Memories of the Future
New York Premiere
Dance Collective Arnhemse Meisjes, 2020, The Netherlands, 12m
Memories of the Future is a short dance film by Dance Collective Arnhemse Meisjes. This film tells the story of one and each person at the same time. We dance a powerful life path in which experiences from the past and memories from the future emerge. They come together in the present moment. This is a human story: your story. A story of your ancestors and your (grand)children. Do the future and the past run parallel in the present? Everything is allowed, because everything turns; everything comes, everything passes. Like the seasons, a cycle of life and death. We fall and get up again. We turn, until the present moment is all that remains. That’s what we can hold on to. Here, now. You, me, we.

Child of the screen
New York Premiere
Nathan Hirschaut, 2021, USA, 5m
Child of the screen is a short dance/theatre film about a boy who is raised and shaped by the screen, and other mediating forces.

Widow’s End
New York Premiere
Jil Guyon, 2020, USA, 5m
The perils of isolation and climate instability meet in this split-screen video set against the backdrop of a volcanic red-rock quarry in southern Iceland. Caught in an extreme, inhospitable landscape, a bereaved woman finds herself enveloped in a swath of black fabric. The intensity of her stillness combines with a stark sound score to form a slowly shifting visual tableau that explores the terrain where inner and outer realities collide.

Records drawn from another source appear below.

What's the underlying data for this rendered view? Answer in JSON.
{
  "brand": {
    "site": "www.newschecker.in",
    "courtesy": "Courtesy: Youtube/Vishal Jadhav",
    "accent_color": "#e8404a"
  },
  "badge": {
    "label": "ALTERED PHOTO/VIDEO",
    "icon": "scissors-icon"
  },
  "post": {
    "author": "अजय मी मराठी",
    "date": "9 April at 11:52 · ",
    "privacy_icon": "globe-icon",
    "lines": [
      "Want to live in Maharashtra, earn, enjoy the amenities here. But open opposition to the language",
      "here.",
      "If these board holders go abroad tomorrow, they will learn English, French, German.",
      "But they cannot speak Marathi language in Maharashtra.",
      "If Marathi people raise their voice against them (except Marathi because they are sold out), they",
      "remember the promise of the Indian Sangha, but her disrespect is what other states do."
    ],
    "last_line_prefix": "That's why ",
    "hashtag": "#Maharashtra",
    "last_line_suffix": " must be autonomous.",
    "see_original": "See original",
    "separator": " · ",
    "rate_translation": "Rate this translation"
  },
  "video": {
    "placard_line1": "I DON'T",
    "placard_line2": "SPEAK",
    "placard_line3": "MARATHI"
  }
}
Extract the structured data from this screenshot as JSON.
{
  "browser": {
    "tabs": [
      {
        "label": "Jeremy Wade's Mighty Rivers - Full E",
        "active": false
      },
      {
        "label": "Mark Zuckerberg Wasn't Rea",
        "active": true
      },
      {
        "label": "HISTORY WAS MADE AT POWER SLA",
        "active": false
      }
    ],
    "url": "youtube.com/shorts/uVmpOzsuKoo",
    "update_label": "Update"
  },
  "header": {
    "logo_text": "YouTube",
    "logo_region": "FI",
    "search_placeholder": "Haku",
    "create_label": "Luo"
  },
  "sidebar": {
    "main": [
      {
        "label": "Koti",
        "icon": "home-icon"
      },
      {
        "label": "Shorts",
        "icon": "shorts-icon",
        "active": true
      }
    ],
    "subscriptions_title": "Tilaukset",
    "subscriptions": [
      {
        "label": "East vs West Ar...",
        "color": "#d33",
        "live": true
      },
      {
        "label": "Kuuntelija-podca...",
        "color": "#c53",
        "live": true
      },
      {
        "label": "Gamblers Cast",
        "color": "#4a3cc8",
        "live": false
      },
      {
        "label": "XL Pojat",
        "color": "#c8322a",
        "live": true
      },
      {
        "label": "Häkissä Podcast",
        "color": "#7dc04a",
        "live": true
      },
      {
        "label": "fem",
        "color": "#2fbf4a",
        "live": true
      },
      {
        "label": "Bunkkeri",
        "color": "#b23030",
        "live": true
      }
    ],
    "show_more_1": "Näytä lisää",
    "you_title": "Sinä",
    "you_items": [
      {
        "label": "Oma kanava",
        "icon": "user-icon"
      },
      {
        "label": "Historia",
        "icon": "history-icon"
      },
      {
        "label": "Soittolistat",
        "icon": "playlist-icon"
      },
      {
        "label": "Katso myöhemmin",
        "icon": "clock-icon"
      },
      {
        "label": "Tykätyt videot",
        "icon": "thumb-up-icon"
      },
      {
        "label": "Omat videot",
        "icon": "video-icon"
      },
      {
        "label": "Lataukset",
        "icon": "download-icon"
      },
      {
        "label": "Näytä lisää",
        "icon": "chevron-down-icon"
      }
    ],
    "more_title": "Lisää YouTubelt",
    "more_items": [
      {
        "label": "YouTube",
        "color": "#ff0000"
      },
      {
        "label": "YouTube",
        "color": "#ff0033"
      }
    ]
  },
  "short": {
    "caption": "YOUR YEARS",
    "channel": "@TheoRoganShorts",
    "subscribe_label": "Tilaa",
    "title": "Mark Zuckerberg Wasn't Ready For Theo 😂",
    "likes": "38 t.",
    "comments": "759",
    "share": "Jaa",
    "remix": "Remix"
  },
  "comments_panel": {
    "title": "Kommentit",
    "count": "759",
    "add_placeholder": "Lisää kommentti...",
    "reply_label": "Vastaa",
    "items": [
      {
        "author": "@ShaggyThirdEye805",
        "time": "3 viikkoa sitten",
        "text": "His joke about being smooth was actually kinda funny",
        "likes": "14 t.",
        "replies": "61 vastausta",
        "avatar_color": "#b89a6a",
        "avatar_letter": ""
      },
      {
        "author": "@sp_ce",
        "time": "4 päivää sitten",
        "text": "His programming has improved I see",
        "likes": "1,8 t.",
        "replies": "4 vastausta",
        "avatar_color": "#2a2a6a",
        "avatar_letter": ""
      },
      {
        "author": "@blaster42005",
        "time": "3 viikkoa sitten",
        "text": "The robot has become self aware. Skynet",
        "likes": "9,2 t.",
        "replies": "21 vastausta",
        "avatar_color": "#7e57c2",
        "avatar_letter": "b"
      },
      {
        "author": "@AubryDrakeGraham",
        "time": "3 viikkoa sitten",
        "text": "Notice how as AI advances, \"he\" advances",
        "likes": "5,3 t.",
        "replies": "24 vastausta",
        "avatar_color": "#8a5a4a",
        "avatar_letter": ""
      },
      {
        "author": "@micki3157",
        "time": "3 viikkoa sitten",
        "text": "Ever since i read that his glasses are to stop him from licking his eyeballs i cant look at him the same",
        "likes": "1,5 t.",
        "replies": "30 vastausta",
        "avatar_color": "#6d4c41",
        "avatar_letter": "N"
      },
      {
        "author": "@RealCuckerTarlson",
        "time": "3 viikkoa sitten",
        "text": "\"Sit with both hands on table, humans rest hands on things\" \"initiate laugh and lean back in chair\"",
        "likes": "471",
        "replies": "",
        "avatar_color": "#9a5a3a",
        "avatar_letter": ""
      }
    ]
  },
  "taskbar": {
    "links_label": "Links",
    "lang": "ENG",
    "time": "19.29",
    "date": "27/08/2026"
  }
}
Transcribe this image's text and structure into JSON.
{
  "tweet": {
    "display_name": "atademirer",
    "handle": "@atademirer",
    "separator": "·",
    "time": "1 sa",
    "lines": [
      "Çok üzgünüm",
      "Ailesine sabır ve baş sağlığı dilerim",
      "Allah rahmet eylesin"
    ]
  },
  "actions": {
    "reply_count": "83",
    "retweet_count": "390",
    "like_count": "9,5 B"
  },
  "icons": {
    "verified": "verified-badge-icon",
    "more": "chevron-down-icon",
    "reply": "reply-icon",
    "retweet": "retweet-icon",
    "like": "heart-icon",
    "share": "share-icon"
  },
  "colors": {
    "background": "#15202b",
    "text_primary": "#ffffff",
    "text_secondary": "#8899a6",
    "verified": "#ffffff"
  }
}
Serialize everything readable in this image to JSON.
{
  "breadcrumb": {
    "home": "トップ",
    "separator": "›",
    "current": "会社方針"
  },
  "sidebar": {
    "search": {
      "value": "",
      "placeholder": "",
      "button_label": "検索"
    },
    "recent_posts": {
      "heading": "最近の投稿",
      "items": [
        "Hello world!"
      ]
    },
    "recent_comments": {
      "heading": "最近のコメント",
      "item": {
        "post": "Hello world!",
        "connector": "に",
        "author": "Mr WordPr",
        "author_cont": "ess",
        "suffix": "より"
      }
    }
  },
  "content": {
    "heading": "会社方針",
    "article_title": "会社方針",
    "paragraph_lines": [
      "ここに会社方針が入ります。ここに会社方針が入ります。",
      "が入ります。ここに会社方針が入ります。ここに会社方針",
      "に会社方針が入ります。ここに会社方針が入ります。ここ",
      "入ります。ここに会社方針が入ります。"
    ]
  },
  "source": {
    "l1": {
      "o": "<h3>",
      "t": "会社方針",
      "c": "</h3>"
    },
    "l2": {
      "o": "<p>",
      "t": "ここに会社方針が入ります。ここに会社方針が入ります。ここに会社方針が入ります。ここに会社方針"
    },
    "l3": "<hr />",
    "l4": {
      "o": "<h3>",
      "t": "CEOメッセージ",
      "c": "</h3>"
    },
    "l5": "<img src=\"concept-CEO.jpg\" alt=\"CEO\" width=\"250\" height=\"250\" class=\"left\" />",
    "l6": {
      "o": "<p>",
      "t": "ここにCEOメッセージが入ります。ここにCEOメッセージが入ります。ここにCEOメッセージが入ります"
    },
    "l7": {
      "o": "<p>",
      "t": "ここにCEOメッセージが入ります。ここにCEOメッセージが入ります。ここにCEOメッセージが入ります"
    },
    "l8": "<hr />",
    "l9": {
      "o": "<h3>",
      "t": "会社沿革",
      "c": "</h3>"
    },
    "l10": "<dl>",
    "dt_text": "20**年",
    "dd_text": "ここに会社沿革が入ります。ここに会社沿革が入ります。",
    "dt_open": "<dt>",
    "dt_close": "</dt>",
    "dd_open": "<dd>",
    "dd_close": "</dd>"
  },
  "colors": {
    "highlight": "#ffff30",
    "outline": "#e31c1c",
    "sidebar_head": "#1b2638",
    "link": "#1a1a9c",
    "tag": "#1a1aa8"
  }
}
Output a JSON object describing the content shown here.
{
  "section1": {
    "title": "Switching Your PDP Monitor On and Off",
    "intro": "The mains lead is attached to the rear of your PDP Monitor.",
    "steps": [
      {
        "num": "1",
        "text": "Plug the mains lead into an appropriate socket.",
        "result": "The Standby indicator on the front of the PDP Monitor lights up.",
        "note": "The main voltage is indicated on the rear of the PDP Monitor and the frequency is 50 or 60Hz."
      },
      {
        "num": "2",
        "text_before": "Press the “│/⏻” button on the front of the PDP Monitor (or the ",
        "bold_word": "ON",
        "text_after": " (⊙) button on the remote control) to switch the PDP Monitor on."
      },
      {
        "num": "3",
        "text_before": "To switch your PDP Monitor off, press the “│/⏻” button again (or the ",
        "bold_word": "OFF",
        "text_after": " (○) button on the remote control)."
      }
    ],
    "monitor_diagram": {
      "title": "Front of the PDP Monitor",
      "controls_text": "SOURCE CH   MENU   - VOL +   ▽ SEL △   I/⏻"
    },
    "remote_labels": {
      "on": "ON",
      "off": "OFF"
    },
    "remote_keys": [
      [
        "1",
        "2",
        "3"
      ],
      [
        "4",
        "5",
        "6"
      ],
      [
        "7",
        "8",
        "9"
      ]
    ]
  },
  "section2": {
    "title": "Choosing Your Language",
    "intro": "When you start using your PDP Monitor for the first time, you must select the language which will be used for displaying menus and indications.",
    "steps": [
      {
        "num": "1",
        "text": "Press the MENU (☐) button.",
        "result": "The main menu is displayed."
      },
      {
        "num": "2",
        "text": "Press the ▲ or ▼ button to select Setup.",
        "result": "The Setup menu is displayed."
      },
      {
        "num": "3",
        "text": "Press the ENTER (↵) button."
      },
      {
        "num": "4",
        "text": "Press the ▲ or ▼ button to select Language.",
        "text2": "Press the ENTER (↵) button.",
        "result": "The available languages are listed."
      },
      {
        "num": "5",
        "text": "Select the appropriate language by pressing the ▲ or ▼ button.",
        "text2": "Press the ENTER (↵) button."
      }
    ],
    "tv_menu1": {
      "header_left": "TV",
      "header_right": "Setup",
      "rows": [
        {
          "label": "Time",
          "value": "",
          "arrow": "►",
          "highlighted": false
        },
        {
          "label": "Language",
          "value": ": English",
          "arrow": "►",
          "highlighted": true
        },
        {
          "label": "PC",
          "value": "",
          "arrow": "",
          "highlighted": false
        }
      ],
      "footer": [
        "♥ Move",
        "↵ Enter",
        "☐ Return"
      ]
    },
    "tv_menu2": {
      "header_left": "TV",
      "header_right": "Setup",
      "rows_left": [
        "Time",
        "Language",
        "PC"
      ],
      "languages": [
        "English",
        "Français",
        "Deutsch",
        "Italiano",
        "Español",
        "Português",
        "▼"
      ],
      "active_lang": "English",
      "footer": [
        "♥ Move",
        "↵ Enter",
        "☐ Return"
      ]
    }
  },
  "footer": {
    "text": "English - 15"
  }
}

They Dance With Their Heads
New York Premiere
Thomas Corriveau, 2021, Canada, 8m
English and French with English subtitles
The severed head of a choreographer is held captive by an eagle on a desert island. With a dazzling mastery of drawing and painting, this animated short unexpectedly takes us into the sensitive world of an artist madly in love with dance. “The film was developed from a series of workshops with fabulous dancers in Montréal,” director Thomas Corriveau explains. “As I was drawing and painting, I wanted the energy of the colored lines to fully participate in the emergence of a strong and sensitive bodily presence for the dancers.”

Liminality
New York Premiere
Jennifer Akalina Petuch, Annali Rose, 2020, USA, 8m
Liminality is an underwater dance film inspired by the inevitable journey ballet dancers face when retiring from their professional careers. Co-directors Annali Rose and Jennie Akalina Petuch explore the question of “What happens when the fairy tale is over?” Looking to Swan Lake as the quintessential classical ballet, Liminality imagines what Odette may have experienced upon plunging to her watery death in the depths of the lake. There is no prescribed happily-ever-after; instead, you will witness a moment of suspended reality, disenchantment, vulnerability, self-discovery, and transformation. Here, the heroine explores the space in between life and death, coming to terms with the end of her world as she knew it, and finding the strength and courage to move into a new existence—one that is full of possibilities yet to be written.

Evidence of it All
New York Premiere
Drew Jacoby, 2021, USA, 9m
Film director and choreographer Drew Jacoby (Nederlands Dans Theater, Royal Ballet of Flanders) explores the realm of the seven deadly sins in her first short dance film for SFDanceworks. With an original story by Pulitzer Prize–winning librettist Royce Vavrek, the film captures a woman in solitude, pulsating through her memories. Drawing inspiration from iconic artists Maya Deren and Peter Lindbergh, Jacoby’s graphic movement style and aesthetic give the film an eerie, absurd, and sometimes surreal sensuality. With narration by Golden Globe–winning and Oscar-nominated actress Rosamund Pike and sound design by the brilliant composer Mikael Karlsson (an Alicia Keys and Lykke Li collaborator), Princess Grace Award–winning contemporary dancer Meredith Webster (Alonzo King’s LINES Ballet) takes the viewer on an intimate and riveting journey through her troubled mind, shedding light on the perpetual inner carnal struggle.

Dive
New York Premiere
Oscar Sansom, 2021, UK, 13m
Scottish Ballet’s Choreographer in Residence Sophie Laplane partners with James Bonas (director of the 2019 ballet The Crucible) and filmmaker Oscar Sansom to create Dive, a short film inspired by French artist Yves Klein and what has become the world’s most famous shade of blue. Expect Laplane’s quintessentially quirky choreography paired with striking visuals in this teal-toned treat.